An Alumnus’s Disgust With Columbia

I believe that it was the diversity of opinion on our campus that taught me to refine and challenge my opinions. I thank Columbia for having offered me the chance to encounter and wrestle with different ideas.

Right now, I am disgusted with the Columbia community. I am not disgusted because of threats to academic freedom, or because students may feel harassed. What disgusts me is the silence of this community in response to a statement about Israelis made by MEALAC professor Hamid Dabashi in an article in the Egyptian newspaper Al-Ahram. The statement reads: “Half a century of systematic maiming and murdering of another people has left its deep marks on the faces of these people, the way they talk, the way they walk, the way they handle objects, the way they greet each other, the way they look at the world. There is an endemic prevarication to this machinery, a vulgarity of character that is bone-deep and structural to the skeletal vertebrae of its culture.”

One of the things I learned from studying in the presence of so many post-colonial theorists and anthropologists is the danger inherent in labeling a nationality or any group of people.
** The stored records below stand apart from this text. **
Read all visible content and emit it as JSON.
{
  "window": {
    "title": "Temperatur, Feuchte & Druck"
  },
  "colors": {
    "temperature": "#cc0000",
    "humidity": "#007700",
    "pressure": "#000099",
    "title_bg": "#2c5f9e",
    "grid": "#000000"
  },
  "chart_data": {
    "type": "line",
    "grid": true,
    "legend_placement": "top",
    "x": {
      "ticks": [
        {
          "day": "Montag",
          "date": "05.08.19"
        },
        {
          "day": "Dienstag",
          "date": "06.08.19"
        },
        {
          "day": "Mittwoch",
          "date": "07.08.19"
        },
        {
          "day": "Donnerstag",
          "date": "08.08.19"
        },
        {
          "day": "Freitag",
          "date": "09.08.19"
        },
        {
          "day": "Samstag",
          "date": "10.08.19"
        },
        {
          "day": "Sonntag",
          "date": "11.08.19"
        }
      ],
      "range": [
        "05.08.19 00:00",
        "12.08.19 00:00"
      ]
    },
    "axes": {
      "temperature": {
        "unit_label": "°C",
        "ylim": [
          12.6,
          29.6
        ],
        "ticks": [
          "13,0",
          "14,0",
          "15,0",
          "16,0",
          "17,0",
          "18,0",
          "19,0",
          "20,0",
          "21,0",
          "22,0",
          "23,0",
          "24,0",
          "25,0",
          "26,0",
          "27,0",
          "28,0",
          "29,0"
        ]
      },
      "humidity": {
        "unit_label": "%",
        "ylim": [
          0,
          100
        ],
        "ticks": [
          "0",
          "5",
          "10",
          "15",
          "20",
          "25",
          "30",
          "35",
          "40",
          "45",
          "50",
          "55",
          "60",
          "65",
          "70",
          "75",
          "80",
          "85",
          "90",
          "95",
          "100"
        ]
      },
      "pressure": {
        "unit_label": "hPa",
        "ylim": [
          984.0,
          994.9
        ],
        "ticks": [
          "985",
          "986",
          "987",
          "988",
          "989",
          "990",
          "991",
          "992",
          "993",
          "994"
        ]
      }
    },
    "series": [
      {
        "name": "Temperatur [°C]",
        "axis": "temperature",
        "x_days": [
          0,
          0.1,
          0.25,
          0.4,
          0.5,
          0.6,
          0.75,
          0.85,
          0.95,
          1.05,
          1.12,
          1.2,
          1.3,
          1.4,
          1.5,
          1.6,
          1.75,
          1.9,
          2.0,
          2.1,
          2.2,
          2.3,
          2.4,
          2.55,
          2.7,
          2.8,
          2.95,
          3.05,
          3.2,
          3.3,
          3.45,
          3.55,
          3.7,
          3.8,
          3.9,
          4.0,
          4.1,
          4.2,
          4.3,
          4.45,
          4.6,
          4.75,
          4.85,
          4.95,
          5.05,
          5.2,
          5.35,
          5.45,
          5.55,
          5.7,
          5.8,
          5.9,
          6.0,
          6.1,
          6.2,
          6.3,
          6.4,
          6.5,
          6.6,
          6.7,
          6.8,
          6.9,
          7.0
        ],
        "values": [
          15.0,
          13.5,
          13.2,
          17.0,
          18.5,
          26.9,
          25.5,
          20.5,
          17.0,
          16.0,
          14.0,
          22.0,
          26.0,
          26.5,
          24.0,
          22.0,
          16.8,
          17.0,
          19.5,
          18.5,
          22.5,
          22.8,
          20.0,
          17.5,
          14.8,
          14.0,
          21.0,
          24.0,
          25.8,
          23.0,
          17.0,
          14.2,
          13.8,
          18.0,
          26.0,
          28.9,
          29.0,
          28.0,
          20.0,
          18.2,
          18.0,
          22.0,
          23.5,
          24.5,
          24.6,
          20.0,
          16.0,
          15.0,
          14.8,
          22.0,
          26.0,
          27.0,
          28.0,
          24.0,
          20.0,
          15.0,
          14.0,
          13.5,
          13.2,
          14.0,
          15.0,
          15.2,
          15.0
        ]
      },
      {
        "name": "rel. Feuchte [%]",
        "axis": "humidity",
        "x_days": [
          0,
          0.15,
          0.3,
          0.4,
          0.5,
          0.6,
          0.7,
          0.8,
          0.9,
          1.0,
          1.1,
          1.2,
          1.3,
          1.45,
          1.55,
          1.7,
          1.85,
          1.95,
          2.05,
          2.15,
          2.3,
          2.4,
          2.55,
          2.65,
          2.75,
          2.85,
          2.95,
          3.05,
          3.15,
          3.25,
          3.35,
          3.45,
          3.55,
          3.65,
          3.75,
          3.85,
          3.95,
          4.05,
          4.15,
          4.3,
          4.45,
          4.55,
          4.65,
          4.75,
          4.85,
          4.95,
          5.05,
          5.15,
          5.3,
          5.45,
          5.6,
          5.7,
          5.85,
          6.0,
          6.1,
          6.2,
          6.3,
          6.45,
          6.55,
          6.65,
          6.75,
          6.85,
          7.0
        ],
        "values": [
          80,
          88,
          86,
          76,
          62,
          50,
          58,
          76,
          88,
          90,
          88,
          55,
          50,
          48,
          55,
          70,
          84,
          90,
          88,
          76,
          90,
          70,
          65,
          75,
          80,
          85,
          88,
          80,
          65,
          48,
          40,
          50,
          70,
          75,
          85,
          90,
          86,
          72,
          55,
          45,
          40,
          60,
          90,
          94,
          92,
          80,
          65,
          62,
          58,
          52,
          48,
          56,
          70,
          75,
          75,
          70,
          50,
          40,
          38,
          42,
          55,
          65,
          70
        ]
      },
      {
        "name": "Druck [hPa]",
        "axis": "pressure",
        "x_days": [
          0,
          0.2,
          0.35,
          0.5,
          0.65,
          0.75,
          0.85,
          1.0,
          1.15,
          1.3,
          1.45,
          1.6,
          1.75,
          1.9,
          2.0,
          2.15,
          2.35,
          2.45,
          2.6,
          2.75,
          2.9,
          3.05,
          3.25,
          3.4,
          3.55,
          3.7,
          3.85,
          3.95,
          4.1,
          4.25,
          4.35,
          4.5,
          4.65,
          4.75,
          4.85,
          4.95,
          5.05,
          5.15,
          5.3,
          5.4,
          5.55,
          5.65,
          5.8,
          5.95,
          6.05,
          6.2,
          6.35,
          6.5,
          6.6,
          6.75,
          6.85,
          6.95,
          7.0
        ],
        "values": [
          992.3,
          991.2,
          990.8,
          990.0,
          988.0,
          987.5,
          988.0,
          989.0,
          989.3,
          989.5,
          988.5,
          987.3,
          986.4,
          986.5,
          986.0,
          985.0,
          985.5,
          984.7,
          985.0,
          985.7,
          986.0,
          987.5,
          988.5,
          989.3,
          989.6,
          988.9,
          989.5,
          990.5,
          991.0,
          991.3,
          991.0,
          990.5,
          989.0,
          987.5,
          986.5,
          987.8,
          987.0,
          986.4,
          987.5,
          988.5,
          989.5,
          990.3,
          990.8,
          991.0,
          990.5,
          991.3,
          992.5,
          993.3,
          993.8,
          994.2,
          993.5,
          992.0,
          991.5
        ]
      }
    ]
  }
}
Edward Said’s Orientalism exposed the West’s tendency to think of people of the Orient as “the Other,” as something that is beneath the culture of the West. Said showed that this tendency was not only academically sloppy, it was morally intolerant. Professor Dabashi seems not to have learned this lesson. Challenge Israel’s policies—fine. Call Israel a racist state—sure, that’s your opinion. But how dare you label all people of the Israeli nation, including my friends and family, as possessing a “vulgarity of character?” Professor Dabashi, while your freedom to teach your political viewpoint must be protected, your bigoted statement should mark you as a racist.

But, my fellow Columbians, I am not writing only to express my dismay with Professor Dabashi. I am writing because I am disheartened by the response of our community. On our campus, students are so in love with their professors and the intellectualism they exude that they choose not to see when those professors do or say something that is blatantly wrong. The plain truth is that if a professor had made the same comments about blacks, Muslims, or Chinese, he would have been rightfully attacked by a plethora of students denouncing his racist and colonial attitude. The lack of response from current students, especially those who are closely associated with Professor Dabashi and the MEALAC department, is a shame and will stain the University in my mind for years to come.